Georges Duby : Léo Marchutz

Introduction au Catalogue de l’exposition d’œuvres de Léo Marchutz, qui s’est tenue à Aix-en-Provence, à la Galerie Tony Spinazzola, en juillet 1962

«On chercherait en vain un artiste aujourd’hui qui, plus exactement que Léo Marchutz, se situe dans le prolongement des recherches de Paul Cézanne. Affinité très intime, et native, qui poussa Marchutz à venir voici trente quatre ans s’établir à Châteaunoir, et à n’en plus bouger – mais qui n’a cessé de se nourrir, de s’enrichir, de s’approfondir par une méditation ininterrompue devant l’œuvre du Maître d’Aix, dans la lumière que celui-ci voulut traduire, face aux motifs dont il s’acharna à découvrir l’architecture essentielle. A tel point que pour commenter l’œuvre de Marchutz, il suffit de reprendre nombre des propos recueillis – et embellis, et souvent même sans doute inventés – par les amis de Paul Cézanne, et de dire par exemple, à propos de l’atmosphère, qu’elle «constitue l’enveloppe du tableau, en contribuant à sa synthèse».


Léo Marchutz (à droite) et Lucien Blanc (à gauche) visitant l'exposition
avec un journaliste

Avec une différence cependant, et majeure : il ne s’agit point de tableau. Léo Marchutz en effet a choisi voici longtemps de transcrire les émotions, les vibrations colorées et tout le spectacle du monde, par le concours du seul crayon lithographique. Ce renoncement, qui l’oblige à la plus extrême rigueur comme à la maîtrise parfaite d’un métier dont il a su ressusciter des façons oubliées, exprime sa nature la plus profonde. Elle est de dépouillement, de dénuement. Expulser peu à peu de l’image tout ce qui n’est pas essentiel – saisir par le seul trait nécessaire l’éclat d’un regard ou le battement d’une paupière lorsqu’il s’agit d’illustrer l’Evangile de Luc, et, devant un paysage, les rapports fondamentaux de masse, de lumière et de couleur entre l’air, la terre et le monument – parvenir enfin, au terme d’un cheminement patient jusqu’à l’extrême pureté. Ce qui touche, au cœur de l’art de Marchutz, c’est, animé par une rare exigence spirituelle, cette tenace volonté d’ascétisme.»

Georges Duby


English version

Introduction to the Catalogue for the Leo Marchutz show at the Tony Spinazzola Gallery in Aix-en-Provence, July, 1962.

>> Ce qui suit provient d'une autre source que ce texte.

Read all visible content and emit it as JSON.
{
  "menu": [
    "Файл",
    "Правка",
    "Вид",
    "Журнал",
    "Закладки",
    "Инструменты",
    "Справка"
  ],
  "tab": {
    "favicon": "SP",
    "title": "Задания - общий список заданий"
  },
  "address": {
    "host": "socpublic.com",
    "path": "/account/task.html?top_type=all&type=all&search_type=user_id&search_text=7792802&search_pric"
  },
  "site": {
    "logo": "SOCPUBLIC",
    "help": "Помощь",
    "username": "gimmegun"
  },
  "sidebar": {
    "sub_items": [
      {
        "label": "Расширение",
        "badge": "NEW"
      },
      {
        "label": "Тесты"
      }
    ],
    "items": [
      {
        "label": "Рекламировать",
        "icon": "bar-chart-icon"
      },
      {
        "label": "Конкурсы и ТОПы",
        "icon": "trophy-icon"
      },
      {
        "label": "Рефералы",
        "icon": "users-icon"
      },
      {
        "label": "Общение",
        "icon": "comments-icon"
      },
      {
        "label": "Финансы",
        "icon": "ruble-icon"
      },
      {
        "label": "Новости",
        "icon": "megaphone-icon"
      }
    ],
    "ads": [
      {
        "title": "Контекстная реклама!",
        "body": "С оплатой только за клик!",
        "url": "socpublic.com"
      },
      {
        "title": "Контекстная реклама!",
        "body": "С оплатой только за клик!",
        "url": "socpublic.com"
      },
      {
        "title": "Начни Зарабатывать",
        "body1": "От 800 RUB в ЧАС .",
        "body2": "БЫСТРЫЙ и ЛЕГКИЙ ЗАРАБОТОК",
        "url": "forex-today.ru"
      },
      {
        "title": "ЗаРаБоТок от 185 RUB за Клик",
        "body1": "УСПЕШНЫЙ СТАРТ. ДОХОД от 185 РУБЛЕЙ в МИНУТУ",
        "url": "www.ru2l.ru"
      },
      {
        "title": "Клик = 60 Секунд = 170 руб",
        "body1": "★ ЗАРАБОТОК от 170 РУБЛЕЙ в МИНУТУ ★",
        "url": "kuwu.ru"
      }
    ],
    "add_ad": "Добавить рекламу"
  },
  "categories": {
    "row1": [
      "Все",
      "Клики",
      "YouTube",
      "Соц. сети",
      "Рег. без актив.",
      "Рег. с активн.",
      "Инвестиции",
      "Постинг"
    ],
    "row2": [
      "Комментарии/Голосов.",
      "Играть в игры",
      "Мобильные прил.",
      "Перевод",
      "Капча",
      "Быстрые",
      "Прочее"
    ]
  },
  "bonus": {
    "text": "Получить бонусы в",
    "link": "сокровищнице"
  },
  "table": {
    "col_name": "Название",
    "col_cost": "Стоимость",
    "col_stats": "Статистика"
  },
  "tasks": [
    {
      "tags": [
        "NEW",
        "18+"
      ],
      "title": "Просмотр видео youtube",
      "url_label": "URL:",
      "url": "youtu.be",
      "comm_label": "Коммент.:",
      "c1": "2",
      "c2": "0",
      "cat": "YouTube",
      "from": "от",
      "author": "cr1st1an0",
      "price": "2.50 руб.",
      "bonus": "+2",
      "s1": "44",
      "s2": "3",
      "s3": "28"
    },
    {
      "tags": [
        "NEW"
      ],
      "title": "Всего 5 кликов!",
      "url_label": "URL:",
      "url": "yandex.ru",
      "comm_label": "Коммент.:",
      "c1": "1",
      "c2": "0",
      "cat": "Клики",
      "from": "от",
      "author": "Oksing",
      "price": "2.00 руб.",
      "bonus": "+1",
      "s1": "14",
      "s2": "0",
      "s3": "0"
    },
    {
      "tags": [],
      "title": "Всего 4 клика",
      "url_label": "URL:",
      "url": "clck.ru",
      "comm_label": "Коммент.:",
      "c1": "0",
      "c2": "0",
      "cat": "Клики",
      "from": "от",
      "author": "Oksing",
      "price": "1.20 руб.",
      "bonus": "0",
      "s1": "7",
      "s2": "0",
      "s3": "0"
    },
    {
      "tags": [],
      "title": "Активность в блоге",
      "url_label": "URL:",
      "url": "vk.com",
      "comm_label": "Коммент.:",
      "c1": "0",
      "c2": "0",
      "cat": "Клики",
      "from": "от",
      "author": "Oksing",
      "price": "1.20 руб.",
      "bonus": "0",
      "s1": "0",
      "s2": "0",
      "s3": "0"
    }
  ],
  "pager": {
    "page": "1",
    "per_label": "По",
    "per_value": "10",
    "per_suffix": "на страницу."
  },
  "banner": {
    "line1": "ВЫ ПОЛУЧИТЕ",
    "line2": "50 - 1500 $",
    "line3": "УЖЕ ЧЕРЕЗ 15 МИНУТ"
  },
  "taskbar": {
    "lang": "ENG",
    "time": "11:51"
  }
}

I think one would look in vain today for an artist who, more than Leo Marchutz, might be established in the prolongation of Cezanne’s efforts. It was this intimate and natural affinity which provoked Marchutz, thirty-four hears ago, to settle at Chateaunoir, and not to move from there, never ceasing to replenish, enrich and deepen himself by an uninterrupted meditation, before the work of the Aix master in the light that the latter wanted to capture, in front of the motifs for which he persisted in discovering the essential architecture. This was so to such a degree that to comment on the work of Marchutz it suffices to repeat some statements gathered and embellished and doutless sometimes even invented by friends of Cezanne, and to say for example, concerning the atmosphere, that it constitutes the envelopment of the painting, while contributing to its synthesis.

There is however a difference, and a major one at that : it is not a question of paintings. Leo Marchutz chose, in effect, a long time ago to transcribe the emotion, the colored vibrations and the whole world spectacle, by means of the lithographic crayon alone. This renunciation, which obliges him to extreme strictness as to the perfect mastery of a craft of which he knew how to revive forgotten procedures expresses his most profound nature.

This nature is to deprive, to destitute. He expels little by little all which is not essential to the image. He grasps by the one necessary stroke the quickness of the flash of an eye when it is a question of illustrating the Gospel of St. Luke. He achieves in the same way, before a landscape, the fundamentals of mass, light and color between air, ground and buildings, and finally, at the end of a patiently followed road, arrives at an extreme purity. That which moves one, at the heart of Marchutz’s art, is a rare spiritual exigence, a strong will for asceticism.